Lights Out in a Mexican Cave

By: Dr. Ron Mccluskey

Shortly after we arrived at our position in Villahermosa, Tabasco, Mexico, my wife and I were invited with a youth group to tour a cave near the town of Pichucalco, Chiapas.

It was a warm (read hot) clear day, and even though we did not know much Spanish as yet, we enjoyed the happy enthusiasm of the young people.

I was especially interested in watching all the tropical birds along the way. There were tropical species of kingfishers, herons and orioles. There were many interesting tropical plants as well - bouganvilla, elephant ears and bird of paradise flowers.

After about an hour of bouncing along the reasonably good road, we arrived at the parking lot for the cave. You can imagine the hubbub of the young people as they piled out of the bus. We received a short talk about safety and then were off.

When we entered the cave, I was surprised to see that the cave was lighted with electric lighting.

Where I had grown up, there were many caves from volcanic activity, yet I had only been in two caves with lighting before.

We slowly made our way back into the cave enjoying the cool that being underground afforded. I was slower than most, because I was taller than most. Cave ceilings and I just don't get along.

After about a half hour, we arrived at the end of the cave where there was a fairly good size room. We stood around for a bit listening to the childrens chatter.
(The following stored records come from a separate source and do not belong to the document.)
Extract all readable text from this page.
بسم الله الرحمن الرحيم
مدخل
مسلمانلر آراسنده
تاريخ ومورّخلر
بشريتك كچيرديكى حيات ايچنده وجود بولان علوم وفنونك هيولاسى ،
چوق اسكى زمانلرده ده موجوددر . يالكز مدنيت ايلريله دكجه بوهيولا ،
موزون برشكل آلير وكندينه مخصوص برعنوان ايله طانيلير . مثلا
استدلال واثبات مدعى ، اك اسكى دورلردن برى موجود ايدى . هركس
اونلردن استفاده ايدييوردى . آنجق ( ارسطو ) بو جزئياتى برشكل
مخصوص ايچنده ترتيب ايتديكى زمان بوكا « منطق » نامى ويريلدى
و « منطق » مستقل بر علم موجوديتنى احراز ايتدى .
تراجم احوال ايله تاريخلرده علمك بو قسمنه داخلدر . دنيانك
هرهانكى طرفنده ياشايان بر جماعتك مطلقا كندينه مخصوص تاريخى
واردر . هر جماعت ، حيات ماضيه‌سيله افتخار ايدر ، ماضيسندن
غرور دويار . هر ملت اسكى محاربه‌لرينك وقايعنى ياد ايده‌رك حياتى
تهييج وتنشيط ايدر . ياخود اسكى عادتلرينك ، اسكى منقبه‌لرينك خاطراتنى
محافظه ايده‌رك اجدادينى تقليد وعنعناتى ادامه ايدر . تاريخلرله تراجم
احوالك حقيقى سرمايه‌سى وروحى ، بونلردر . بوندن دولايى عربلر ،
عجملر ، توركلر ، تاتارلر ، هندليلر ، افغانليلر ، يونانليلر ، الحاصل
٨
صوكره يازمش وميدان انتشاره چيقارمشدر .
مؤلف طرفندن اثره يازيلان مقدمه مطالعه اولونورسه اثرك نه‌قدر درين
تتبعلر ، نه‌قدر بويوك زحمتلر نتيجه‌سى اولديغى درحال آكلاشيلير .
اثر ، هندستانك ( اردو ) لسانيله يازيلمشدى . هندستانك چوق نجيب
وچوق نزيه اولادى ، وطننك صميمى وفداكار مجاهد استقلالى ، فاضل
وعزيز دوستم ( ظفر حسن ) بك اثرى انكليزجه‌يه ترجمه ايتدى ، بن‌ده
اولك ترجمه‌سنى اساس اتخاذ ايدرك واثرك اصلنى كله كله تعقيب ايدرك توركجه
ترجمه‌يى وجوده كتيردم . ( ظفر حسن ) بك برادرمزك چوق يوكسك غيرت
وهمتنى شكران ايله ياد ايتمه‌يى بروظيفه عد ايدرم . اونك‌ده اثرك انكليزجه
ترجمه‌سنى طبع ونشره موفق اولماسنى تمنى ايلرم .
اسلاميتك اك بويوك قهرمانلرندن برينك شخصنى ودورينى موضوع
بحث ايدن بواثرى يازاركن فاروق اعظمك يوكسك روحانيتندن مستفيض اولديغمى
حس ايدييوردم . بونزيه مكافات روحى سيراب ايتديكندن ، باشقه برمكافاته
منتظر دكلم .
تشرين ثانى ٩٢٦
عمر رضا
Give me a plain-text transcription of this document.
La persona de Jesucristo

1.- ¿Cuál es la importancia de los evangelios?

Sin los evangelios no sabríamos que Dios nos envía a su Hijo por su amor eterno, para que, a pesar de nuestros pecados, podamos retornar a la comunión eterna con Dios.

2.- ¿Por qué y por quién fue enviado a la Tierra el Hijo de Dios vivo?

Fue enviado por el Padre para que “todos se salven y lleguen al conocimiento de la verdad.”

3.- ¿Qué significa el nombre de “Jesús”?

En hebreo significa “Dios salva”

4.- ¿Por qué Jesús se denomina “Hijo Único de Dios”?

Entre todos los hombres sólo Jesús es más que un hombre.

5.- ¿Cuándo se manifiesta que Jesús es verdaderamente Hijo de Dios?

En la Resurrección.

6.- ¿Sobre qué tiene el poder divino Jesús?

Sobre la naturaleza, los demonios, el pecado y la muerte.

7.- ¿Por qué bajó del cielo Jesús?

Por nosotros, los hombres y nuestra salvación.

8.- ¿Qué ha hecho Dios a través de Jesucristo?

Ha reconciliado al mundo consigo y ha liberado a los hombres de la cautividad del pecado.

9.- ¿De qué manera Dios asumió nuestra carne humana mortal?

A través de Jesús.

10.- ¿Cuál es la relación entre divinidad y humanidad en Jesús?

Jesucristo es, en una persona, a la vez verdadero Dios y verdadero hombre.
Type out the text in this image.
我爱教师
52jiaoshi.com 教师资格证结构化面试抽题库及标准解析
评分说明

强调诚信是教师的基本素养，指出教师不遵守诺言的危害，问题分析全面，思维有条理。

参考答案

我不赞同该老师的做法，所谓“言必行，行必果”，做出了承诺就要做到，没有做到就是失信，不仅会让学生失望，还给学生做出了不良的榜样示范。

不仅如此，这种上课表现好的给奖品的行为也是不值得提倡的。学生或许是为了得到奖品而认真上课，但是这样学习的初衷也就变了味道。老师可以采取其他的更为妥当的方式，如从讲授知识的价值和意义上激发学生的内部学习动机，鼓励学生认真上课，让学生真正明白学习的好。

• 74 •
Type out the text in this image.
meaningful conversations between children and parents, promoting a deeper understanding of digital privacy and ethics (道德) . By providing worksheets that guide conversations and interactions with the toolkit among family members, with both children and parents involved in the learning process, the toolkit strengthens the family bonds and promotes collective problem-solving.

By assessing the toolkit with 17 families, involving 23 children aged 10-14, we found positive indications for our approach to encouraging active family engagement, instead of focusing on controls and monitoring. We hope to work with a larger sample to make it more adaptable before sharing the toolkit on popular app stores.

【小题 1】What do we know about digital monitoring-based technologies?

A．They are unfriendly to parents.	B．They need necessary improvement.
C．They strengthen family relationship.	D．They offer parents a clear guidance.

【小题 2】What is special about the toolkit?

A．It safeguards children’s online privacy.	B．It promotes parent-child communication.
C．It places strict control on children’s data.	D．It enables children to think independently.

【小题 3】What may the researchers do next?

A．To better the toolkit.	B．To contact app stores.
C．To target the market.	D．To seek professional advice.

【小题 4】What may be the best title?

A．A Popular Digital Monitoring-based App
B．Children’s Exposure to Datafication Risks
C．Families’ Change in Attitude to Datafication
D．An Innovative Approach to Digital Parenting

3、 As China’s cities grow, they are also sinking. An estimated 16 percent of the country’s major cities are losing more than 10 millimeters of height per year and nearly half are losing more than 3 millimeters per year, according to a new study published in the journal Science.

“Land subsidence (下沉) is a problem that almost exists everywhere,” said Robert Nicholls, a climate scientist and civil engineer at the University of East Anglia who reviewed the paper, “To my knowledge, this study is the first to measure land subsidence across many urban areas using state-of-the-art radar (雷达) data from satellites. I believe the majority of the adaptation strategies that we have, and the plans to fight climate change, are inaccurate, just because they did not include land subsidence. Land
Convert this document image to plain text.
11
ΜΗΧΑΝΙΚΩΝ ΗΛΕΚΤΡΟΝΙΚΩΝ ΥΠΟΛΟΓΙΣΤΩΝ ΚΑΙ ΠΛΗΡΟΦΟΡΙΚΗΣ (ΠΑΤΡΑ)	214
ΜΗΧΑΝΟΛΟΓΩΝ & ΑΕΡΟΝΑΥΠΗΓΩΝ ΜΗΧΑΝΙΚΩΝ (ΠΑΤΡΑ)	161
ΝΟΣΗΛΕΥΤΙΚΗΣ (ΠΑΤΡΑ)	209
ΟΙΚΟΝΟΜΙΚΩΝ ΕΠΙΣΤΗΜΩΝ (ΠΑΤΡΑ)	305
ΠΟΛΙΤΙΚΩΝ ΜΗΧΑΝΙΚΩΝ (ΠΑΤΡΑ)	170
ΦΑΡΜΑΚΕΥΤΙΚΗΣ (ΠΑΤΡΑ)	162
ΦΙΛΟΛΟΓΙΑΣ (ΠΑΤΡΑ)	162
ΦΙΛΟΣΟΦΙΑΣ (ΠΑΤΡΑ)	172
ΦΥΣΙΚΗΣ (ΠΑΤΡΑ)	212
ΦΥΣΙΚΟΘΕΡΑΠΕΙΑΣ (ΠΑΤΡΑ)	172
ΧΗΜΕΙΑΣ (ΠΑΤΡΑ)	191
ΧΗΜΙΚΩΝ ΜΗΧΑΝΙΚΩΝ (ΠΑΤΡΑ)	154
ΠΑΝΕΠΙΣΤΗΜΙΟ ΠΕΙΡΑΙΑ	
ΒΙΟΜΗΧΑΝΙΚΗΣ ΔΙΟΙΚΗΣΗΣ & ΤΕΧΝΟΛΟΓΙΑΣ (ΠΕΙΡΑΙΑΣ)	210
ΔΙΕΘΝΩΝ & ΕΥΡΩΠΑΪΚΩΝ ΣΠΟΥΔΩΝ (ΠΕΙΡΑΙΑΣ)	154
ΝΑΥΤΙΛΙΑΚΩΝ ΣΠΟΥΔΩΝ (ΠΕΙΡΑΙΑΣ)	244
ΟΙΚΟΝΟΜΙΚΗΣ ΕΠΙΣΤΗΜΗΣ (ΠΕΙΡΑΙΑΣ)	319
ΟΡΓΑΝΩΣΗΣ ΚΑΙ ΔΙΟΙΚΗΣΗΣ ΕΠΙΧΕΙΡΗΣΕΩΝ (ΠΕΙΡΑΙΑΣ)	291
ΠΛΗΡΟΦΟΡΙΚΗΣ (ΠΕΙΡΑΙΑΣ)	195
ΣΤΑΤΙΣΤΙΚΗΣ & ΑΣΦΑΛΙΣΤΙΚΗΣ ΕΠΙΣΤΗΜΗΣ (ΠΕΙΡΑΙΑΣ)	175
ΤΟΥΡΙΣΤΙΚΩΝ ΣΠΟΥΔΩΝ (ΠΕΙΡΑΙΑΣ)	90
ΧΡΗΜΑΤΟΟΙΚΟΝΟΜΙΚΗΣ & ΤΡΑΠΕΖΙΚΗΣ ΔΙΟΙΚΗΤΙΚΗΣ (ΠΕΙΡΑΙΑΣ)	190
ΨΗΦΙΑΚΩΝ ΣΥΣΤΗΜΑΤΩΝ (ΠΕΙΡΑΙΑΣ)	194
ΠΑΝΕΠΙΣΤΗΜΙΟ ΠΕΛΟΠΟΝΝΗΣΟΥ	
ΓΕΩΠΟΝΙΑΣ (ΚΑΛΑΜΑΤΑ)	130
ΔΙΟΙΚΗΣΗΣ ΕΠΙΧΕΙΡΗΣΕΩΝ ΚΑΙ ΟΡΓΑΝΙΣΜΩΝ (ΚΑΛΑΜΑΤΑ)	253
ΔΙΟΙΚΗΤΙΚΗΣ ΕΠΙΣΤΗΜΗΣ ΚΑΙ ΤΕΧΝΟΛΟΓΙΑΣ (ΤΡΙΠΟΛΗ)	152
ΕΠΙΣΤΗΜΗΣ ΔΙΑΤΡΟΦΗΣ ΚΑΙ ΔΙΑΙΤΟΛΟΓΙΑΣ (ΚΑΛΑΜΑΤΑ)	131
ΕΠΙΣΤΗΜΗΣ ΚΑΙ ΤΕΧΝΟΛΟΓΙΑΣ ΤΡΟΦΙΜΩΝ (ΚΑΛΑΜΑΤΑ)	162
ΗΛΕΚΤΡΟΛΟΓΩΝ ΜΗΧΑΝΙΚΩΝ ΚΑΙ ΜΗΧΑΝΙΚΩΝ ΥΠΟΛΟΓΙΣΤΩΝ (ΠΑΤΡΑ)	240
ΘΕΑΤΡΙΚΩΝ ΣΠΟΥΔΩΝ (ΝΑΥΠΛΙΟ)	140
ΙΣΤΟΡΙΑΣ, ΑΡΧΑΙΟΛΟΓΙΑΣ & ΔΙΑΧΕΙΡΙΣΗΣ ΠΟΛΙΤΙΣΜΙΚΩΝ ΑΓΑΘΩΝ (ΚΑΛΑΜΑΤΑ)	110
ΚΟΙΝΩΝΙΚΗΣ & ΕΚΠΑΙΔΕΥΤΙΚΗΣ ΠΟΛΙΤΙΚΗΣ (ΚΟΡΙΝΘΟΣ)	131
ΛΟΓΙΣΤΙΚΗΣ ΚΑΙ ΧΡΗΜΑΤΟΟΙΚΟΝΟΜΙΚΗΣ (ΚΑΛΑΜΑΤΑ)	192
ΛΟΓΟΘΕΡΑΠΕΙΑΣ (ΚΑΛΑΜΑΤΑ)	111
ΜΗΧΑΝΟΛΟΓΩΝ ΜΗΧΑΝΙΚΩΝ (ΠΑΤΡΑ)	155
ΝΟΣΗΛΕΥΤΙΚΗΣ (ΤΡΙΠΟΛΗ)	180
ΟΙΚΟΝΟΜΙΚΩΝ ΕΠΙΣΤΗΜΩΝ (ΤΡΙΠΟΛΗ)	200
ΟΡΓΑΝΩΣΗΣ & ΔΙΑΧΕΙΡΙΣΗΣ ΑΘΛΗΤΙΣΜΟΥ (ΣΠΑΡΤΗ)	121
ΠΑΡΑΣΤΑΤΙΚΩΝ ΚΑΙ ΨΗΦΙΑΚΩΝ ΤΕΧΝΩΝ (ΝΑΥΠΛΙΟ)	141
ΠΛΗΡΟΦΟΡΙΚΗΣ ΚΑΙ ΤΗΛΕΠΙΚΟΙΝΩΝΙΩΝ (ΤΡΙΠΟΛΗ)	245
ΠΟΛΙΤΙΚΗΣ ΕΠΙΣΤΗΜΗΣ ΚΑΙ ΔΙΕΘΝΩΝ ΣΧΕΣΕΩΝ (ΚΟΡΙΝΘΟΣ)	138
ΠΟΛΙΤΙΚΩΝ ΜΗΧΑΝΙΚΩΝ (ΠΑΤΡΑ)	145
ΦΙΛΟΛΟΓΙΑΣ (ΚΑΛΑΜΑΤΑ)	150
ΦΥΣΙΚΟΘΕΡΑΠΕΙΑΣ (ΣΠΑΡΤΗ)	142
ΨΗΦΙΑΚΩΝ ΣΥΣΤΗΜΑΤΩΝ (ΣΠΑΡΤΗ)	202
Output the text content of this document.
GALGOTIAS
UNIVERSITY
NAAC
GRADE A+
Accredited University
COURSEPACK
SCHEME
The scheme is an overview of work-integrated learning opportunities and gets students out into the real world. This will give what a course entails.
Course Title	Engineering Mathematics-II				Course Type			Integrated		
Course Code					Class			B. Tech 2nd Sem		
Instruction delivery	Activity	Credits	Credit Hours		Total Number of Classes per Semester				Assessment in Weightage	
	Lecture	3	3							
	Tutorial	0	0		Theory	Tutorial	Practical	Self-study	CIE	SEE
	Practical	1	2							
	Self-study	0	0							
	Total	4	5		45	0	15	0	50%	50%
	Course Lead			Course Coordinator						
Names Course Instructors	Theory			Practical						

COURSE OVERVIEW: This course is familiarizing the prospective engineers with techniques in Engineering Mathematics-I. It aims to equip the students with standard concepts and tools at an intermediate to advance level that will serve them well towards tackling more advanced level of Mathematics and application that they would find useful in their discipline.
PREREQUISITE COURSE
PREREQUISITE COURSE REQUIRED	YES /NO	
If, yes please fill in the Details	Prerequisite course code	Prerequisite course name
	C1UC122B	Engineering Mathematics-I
Suddenly the lights went out. There was a bit of shrieking at first. We thought it was all part of the tour and expected the lights to come back on any minute.

But after a while, still in the pitch dark, we began to wonder. The dark in a cave is pretty dark! You can almost feel it.

In broken English, we were made to understand that the lights were not out on purpose. One of the leaders soon started off to the entrance. No lights! He felt his way along and made it out eventually.

Over an hour later, we saw a faint light off toward the entrance and were glad to see our fearless leader returning. He had a single flashlight. Hardly enough for the fourty or so of us.

Soon we had formed a line and were off. Despite warnings of low ceilingPsychology Articles, I had numerous bumps and scrapes by the time we saw the sun.

We learned our lesson on that trip. Never trust the power. You may need a flashlight when you least expect it.